The Hardiness of Beauty


Written June 2003




I paddled across the harbor against the light wind. The cool spray of the small chop dancing off the bow of my kayak sprinkled my face like a gentle morning wake up. It's been a long winter this year, and although it is the middle of June in New England, and just a few days from the summer solstice, it feels as though winter has only recently left us.

I paddled around the looming water tower and into the shallow cove. This is not a place I could kayak into anytime but around high tide. When the tide recedes, it leaves a muddy, stone strewn terrain, littered with wood, the occasional boot, and the grasses and seaweed lying sadly limp in the drying sun.

As I entered the cove, my attention was captured by the grasses along the water's edge. There beneath the shadow of the massive water tower, alongside a little sandy beach the size of large porch, the grasses and the seaweed grew together in an attractive little arrangement. The water moved softly among the grasses, and the seaweed seemed to breathe in and out with the gentle lapping of the wind blown ripples.

Despite a long harsh winter; despite generations of pollution at the hands of men; despite the daily grind of the tides coming and going, at once leaving the cove empty, and then returning to fill it again; this small corner of nature's beauty remains, and in fact thrives.

I am amazed at the hardiness of beauty.

Not far from the paved road, the chain link fence, and the hard stone embankments built by men, beauty and life were quietly prospering. The surroundings had been built with what looked like an attempt to drive nature back, but it was to no avail.

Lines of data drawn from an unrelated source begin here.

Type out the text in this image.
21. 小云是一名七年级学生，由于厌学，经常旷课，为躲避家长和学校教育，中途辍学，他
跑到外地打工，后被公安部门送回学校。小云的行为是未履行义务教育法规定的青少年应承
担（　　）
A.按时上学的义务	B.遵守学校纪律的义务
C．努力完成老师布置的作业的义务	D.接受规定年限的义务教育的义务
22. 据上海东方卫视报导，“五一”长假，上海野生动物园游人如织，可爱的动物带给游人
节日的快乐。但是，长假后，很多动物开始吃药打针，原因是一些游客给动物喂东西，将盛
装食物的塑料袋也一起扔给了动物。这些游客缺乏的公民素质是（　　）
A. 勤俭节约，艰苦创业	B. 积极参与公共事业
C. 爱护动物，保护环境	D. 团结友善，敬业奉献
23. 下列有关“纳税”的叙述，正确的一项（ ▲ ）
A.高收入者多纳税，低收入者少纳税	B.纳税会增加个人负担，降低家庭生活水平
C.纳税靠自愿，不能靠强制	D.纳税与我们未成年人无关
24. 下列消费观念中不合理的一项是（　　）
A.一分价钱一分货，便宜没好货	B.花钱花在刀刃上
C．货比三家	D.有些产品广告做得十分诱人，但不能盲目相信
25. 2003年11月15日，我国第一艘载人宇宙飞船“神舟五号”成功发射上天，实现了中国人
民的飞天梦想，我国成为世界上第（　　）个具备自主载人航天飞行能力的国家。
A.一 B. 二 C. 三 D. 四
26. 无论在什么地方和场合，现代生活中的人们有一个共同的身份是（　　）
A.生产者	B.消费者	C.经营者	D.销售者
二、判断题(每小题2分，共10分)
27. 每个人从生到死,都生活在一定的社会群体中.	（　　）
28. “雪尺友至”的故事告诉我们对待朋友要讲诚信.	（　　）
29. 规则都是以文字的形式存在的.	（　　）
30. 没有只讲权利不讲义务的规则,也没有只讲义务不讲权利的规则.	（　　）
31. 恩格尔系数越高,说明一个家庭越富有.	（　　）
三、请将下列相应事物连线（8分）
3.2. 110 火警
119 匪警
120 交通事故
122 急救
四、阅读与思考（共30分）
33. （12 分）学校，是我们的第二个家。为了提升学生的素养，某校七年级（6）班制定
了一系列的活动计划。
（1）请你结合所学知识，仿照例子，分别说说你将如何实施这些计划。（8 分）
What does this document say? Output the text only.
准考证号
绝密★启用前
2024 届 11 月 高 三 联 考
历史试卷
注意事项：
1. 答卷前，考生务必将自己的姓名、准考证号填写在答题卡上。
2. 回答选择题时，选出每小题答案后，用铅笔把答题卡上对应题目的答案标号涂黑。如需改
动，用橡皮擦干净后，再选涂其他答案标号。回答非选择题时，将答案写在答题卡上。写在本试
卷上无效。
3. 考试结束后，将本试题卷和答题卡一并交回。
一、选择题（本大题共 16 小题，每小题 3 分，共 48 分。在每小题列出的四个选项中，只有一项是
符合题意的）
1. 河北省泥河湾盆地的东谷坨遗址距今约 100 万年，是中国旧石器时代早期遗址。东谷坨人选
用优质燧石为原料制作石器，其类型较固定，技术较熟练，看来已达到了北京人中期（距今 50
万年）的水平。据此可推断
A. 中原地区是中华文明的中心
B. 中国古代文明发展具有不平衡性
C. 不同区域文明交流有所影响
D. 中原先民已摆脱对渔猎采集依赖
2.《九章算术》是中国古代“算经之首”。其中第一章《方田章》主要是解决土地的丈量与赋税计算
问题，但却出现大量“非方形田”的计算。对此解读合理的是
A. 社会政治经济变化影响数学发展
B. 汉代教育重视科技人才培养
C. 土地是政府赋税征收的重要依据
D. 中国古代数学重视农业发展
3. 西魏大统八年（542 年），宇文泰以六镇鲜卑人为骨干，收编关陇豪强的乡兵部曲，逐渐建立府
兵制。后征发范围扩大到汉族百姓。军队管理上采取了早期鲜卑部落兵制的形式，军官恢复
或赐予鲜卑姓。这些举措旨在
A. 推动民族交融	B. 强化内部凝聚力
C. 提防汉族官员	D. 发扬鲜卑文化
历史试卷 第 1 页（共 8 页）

We put up our metal fences, and they grow rusty in the hard New England winters. We place our stone walls and pave our asphalt roads, and they tumble down, and crack making room for the gentle but relentless growth of life. The hard winters come, and beat down the things men erect, but the grasses, the flowers, and trees merely hibernate waiting for their time to surprise us once again each spring.

The resilience of life and beauty will outlive the brutal harshness of humanity's destructive ways, and this world's calamities. I am convinced that it is the same with the God-touched human soul.

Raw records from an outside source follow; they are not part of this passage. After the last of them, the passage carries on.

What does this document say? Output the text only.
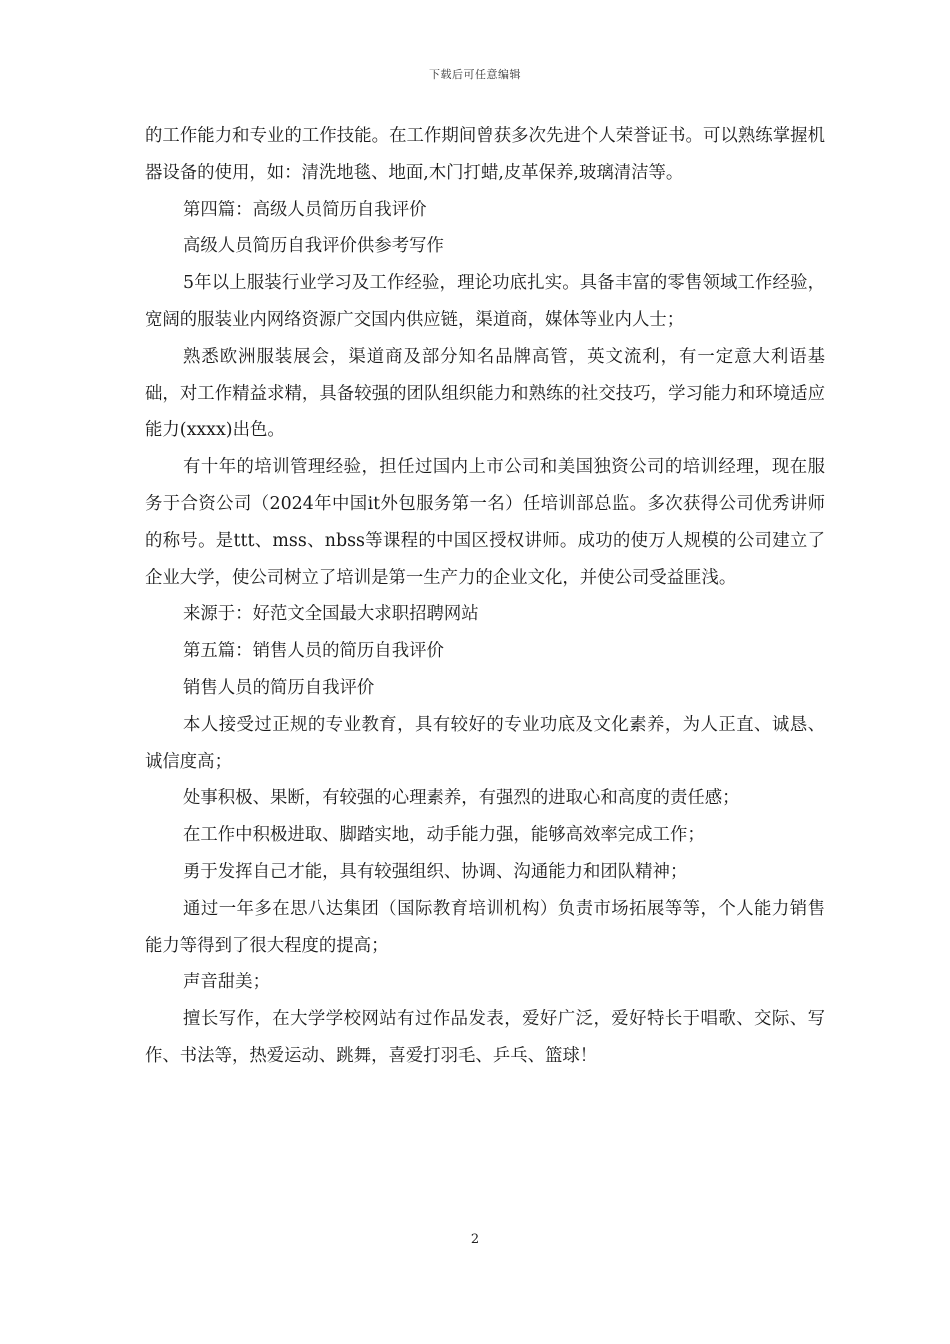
下载后可任意编辑

的工作能力和专业的工作技能。在工作期间曾获多次先进个人荣誉证书。可以熟练掌握机器设备的使用，如：清洗地毯、地面,木门打蜡,皮革保养,玻璃清洁等。

第四篇：高级人员简历自我评价

高级人员简历自我评价供参考写作

5年以上服装行业学习及工作经验，理论功底扎实。具备丰富的零售领域工作经验，宽阔的服装业内网络资源广交国内供应链，渠道商，媒体等业内人士；

熟悉欧洲服装展会，渠道商及部分知名品牌高管，英文流利，有一定意大利语基础，对工作精益求精，具备较强的团队组织能力和熟练的社交技巧，学习能力和环境适应能力(xxxx)出色。

有十年的培训管理经验，担任过国内上市公司和美国独资公司的培训经理，现在服务于合资公司（2024年中国it外包服务第一名）任培训部总监。多次获得公司优秀讲师的称号。是ttt、mss、nbss等课程的中国区授权讲师。成功的使万人规模的公司建立了企业大学，使公司树立了培训是第一生产力的企业文化，并使公司受益匪浅。

来源于：好范文全国最大求职招聘网站

第五篇：销售人员的简历自我评价

销售人员的简历自我评价

本人接受过正规的专业教育，具有较好的专业功底及文化素养，为人正直、诚恳、诚信度高；

处事积极、果断，有较强的心理素养，有强烈的进取心和高度的责任感；

在工作中积极进取、脚踏实地，动手能力强，能够高效率完成工作；

勇于发挥自己才能，具有较强组织、协调、沟通能力和团队精神；

通过一年多在思八达集团（国际教育培训机构）负责市场拓展等等，个人能力销售能力等得到了很大程度的提高；

声音甜美；

擅长写作，在大学学校网站有过作品发表，爱好广泛，爱好特长于唱歌、交际、写作、书法等，热爱运动、跳舞，喜爱打羽毛、乒乓、篮球！

2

"Being born again, not of corruptible seed, but of incorruptible, by the word of God, which liveth and abideth for ever." (1 Peter 1:23)

Within the heart of the God loving individual lives a seed of life which is springing up into beauty. This life of the heart, like the life on the edge of the cove is hammered by the storms of calamity. Harsh, long seasons of cold, and brutal lashings of storms batter the human heart like the calamities which attack our coastlines. Yet the strength of this "God-life" is able to withstand the pounding of life's difficulties.

"Who shall separate us from the love of Christ? shall tribulation, or distress, or persecution, or famine, or nakedness, or peril, or sword? As it is written, For thy sake we are killed all the day long; we are accounted as sheep for the slaughter. Nay, in all these things we are more than conquerors through him that loved us. For I am persuaded, that neither death, nor life, nor angels, nor principalities, nor powers, nor things present, nor things to come, Nor height, nor depth, nor any other creature, shall be able to separate us from the love of God, which is in Christ Jesus our Lord." (Romans 8:35-39)

As I paddled around the cove, and back out again, I came to a rocky ledge covered with grasses blowing softly at the water's edge. Beneath the surface of the water, the seaweed swayed gently. A tern stood in the grass peering at me. Life brings other life, and life supports other life. The grasses at the water's edge become a gathering spot for birds and sea creatures. Perhaps this too is a model of the God-touched human soul.

Life begets life. Life supports other life, and life attracts other life. Perhaps there is no end of its potential. Birthed in human hearts by the "incorruptible Word of God" is a beauty and a life which begets more beauty and life. It supports other life, and attracts more beauty and life to itself.

I am amazed at the hardiness of beauty, and I am thankful that it has the potential to live in the God-touched human heart.